Come il biondo Fiordaliso fu vinto in tenzone poetica, e del rammarico ch'ei n'ebbe.
Allora, in mezzo alla aspettazione universale, lo strano ospite di Roccamàla pose le mani sullo stromento di Fiordaliso, che più non parve lo stesso. Le sue dita, adunche come gli artigli d'un falco, cavarono dalle corde una tempesta di suoni, striduli e sto per dire non umani; strano preludio che fece correre un brivido di terrore per l'ossa a quella nobile udienza.
— O come suonate voi, messer pellegrino? — chiese Enrico Corradengo.
— Come il Paganini.
— E chi è il Paganini? — dimandò un altro della brigata.
— Un gran trovatore, messeri, un gran trovatore.
— E.... — si provò a dire Fiordaliso, che udiva toccato il liuto da mano maestra e già si sentiva una spina nel cuore, — e vi ha insegnato egli?....
— No, io a lui; — rispose asciuttamente il pellegrino.
— Ah! noi siamo dunque al cospetto di un maestro.... — disse il conte Ugo.

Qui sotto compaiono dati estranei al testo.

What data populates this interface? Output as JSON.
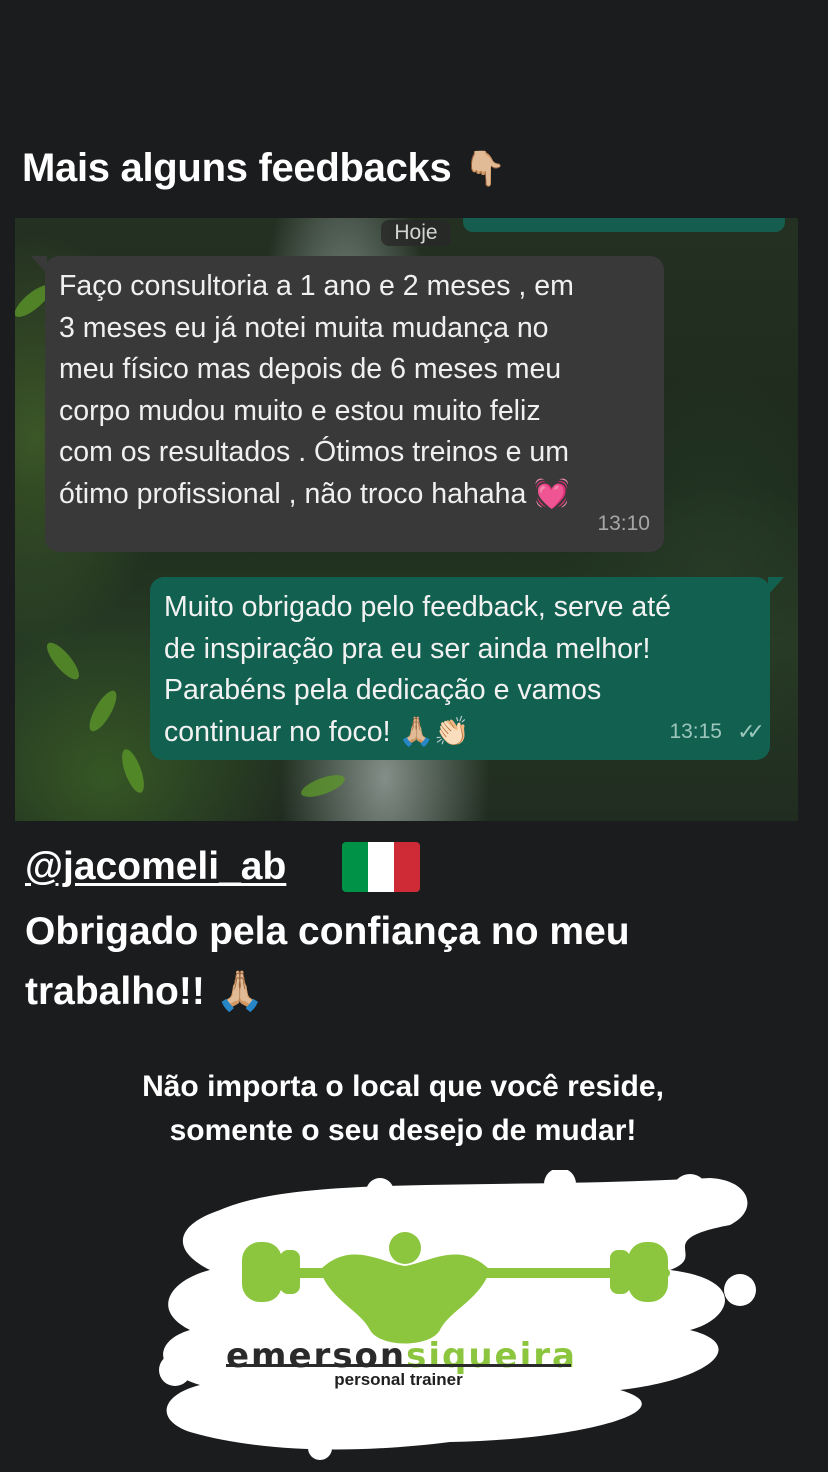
{
  "story": {
    "heading": "Mais alguns feedbacks",
    "heading_emoji": "👇🏼",
    "handle": "@jacomeli_ab",
    "thanks": "Obrigado pela confiança no meu trabalho!! 🙏🏼",
    "motto_line1": "Não importa o local que você reside,",
    "motto_line2": "somente o seu desejo de mudar!"
  },
  "chat": {
    "date_label": "Hoje",
    "messages": [
      {
        "direction": "incoming",
        "text": "Faço consultoria a 1 ano e 2 meses , em\n3 meses eu já notei muita mudança no\nmeu físico mas depois de 6 meses meu\ncorpo mudou muito e estou muito feliz\ncom os resultados . Ótimos treinos e um\nótimo profissional , não troco hahaha 💓",
        "time": "13:10"
      },
      {
        "direction": "outgoing",
        "text": "Muito obrigado pelo feedback, serve até\nde inspiração pra eu ser ainda melhor!\nParabéns pela dedicação e vamos\ncontinuar no foco! 🙏🏼👏🏻",
        "time": "13:15",
        "status": "read"
      }
    ]
  },
  "logo": {
    "brand_part1": "emerson",
    "brand_part2": "siqueira",
    "tagline": "personal trainer",
    "accent_color": "#8cc63e"
  },
  "flag_colors": [
    "#009246",
    "#ffffff",
    "#ce2b37"
  ]
}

— Oh, questo poi no, messer lo Conte! Pizzico un tratto, per mio logorare, ma non la pretendo a maestro nella gaia scienza, come fa qualcun altro. [pg!33] Ora, ecco, magnifici messeri, vi canterò la ballata dell'uom felice, la ballata di Giobbe.
— Vuol essere allegra! — disse mastro Benedicite fra i denti; e frattanto di sotto alla tavola fece il segno della croce, imperocchè, dopo quel preludio indiavolato, gli era tornata la paura in corpo.
Per tutta la comitiva si fece un gran silenzio, appena il pellegrino ebbe annunziato il titolo della sua ballata. E l'ospite di Roccamàla, con voce ingrata, ma che costringeva ad ascoltare, così diede principio al suo canto:
Era su in alto splendida festa,
Chè avea l'Eterno corte bandita.
Calici in mano; corone in testa;
Tocche le cetre da rosee dita.
Tutti raccolti nel ciel natio
Eran gli alati figli di Dio.
— Il cominciamento è bello! — gridò Ansaldo di Leuca. — Pare una copia della nostra brigata, salvo che noi non abbiamo corona in testa e non siamo figli di Dio, e voi non avete le dita rosee, messer pellegrino! —
Il cantore rispose alla celia di Ansaldo con un sorriso che mise in mostra trentadue denti nitidi ed acuti come quei d'una sega, e, ripigliato l'arpeggio, prosegui:
C'eran tutti, chè in lieto accordo
Venner da' chiari regni e da' bui;
E quell'astuto, cui non fu sordo
D'Eva l'orecchio, c'era pur lui,
Da Dio colpito già d'anatema,
D'alta scienza mastro Aporèma.
— Aporèma! È un nome saracino? — esclamò Ansaldo di Leuca.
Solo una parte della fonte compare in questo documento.